Primeiramente, é cabível ressaltar que, ao não cumprir o padrão de beleza da magreza, o indivíduo sofre preconceito e, por isso, desenvolve transtornos emocionais. Sob tal perspectiva, o sociólogo Zygmund Bauman afirma que a liquidez nas relações econômicas, sociais e políticas é característica do século XXI. De maneira análoga, tal crítica ocorre na realidade, haja vista que por não possuírem um corpo magro e esbelto - altamente idealizado pela sociedade-, pessoas com excesso de peso são excluídas de ciclos sociais, têm dificuldade de conseguir empregos e relacionamentos. Sendo assim, em uma cidadania onde a condição física de uma pessoa vale mais que seu desenvolvimento pessoal e profissional, a ausência de solidez é evidenciada e os problemas psíquicos acentuados.
Ademais, é necessário salientar que as empresas de fast-food contribuem para o aumento da obesidade e sobre peso, e consequentemente, os empecilhos físicos dessa condição. Sob tal ótica, os sociólogos Adorno e Hokheimer descrevem sobre “Indústria Cultural”, que, ao utilizar os meios de comunicação em massa, as empresas disseminam padrões de consumo. Semelhantemente, tal conceito ocorre nos comerciantes de fast-food, uma vez que suas lógicas capitalistas promovem a sensação de pseudo-felicidade e despertam desejos compulsórios em seus consumidores. Dessa forma, o indivíduo naturaliza tal padrão e, posteriormente, deseja reproduzir, acentuando as doenças cardiovasculares, diabetes e câncer que acompanham o excesso de peso.

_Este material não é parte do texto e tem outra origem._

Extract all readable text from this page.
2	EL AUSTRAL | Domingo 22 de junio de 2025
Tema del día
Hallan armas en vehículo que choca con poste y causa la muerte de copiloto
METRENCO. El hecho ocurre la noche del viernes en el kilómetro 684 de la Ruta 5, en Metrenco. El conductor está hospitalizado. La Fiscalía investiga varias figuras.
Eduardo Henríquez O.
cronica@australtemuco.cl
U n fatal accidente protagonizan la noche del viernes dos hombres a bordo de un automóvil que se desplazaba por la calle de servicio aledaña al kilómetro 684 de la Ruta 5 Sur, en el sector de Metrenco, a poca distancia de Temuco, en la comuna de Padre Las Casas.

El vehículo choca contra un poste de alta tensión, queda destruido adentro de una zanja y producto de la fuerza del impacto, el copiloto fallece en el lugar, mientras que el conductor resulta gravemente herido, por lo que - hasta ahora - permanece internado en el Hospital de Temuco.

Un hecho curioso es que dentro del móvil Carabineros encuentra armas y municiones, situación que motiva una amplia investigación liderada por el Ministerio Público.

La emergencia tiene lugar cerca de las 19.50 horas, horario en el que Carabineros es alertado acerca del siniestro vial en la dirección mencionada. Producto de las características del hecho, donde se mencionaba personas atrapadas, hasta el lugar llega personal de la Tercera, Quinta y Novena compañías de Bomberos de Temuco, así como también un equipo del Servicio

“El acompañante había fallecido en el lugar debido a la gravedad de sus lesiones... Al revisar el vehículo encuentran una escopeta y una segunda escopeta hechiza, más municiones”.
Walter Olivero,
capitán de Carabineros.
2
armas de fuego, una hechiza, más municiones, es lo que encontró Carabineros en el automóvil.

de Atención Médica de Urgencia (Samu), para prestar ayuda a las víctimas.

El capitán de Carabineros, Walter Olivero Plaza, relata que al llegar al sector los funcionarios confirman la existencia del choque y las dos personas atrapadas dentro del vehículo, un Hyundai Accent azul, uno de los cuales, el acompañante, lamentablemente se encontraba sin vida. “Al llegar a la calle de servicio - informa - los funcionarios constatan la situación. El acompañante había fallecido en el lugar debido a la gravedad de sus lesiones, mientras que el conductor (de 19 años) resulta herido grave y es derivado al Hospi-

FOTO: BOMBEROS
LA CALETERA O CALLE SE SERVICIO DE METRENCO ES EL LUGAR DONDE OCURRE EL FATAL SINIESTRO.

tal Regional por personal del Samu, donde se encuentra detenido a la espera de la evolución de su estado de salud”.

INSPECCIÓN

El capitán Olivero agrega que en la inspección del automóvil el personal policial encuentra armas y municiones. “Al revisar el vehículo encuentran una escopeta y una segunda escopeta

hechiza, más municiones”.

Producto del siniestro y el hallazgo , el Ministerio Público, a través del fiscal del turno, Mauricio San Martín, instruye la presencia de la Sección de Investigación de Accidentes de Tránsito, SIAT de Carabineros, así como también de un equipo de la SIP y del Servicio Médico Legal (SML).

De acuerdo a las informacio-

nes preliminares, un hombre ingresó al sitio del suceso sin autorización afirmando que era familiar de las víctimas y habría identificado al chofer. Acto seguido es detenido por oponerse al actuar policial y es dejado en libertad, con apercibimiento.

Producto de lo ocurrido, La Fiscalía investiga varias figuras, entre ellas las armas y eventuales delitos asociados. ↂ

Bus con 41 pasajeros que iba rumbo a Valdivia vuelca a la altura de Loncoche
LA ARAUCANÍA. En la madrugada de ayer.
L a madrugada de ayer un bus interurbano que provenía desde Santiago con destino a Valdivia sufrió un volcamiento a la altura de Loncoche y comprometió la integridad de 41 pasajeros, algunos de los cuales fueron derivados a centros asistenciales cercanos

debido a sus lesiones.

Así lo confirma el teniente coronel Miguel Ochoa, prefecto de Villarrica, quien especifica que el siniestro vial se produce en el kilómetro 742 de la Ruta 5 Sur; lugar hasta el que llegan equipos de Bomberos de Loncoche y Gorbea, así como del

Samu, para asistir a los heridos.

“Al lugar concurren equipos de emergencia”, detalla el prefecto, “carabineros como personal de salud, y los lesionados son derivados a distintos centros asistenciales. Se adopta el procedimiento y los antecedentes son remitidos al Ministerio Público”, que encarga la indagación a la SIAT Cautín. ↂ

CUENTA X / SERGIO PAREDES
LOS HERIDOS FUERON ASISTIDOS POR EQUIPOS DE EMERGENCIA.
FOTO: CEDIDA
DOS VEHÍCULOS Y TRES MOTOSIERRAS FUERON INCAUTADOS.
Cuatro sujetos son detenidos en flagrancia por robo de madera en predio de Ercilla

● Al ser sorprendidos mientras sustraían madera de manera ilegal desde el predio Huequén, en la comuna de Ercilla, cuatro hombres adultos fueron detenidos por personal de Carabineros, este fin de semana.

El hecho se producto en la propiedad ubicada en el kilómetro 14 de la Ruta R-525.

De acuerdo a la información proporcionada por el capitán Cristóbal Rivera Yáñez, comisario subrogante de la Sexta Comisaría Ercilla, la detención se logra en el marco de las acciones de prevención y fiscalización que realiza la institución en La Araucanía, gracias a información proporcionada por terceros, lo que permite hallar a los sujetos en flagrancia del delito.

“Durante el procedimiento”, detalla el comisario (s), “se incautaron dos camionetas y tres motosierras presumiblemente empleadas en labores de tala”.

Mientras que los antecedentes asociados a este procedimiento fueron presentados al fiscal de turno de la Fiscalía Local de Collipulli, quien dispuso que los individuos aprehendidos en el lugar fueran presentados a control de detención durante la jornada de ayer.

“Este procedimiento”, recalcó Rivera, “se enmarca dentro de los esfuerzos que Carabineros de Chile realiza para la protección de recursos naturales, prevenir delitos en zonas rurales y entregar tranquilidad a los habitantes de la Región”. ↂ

Portanto, medidas são necessárias para amenização dos impasses da obesidade e sobre peso. Cabe ao Ministério da Saúde, com o apoio de profissionais especializados, desenvolver ações que revertam os prejuízos psicológicos dos indivíduos obesos e com sobrepeso, como palestras e oficinas educativas, com o intuito de amenizar os impactos emocionais na vida dessas pessoas. Além disso, a mídia, no seu papel social de influenciadora, devem contribuir para a questão da obesidade, por meio de propagandas e anúncios, na internet e na televisão, que visem a disseminação de padrões saudáveis de consumo, com o fito de minimizar as consequências negativas da saúde física. Assim, a sociedade poderá encontrar um equilíbrio no que abrange sua saúde.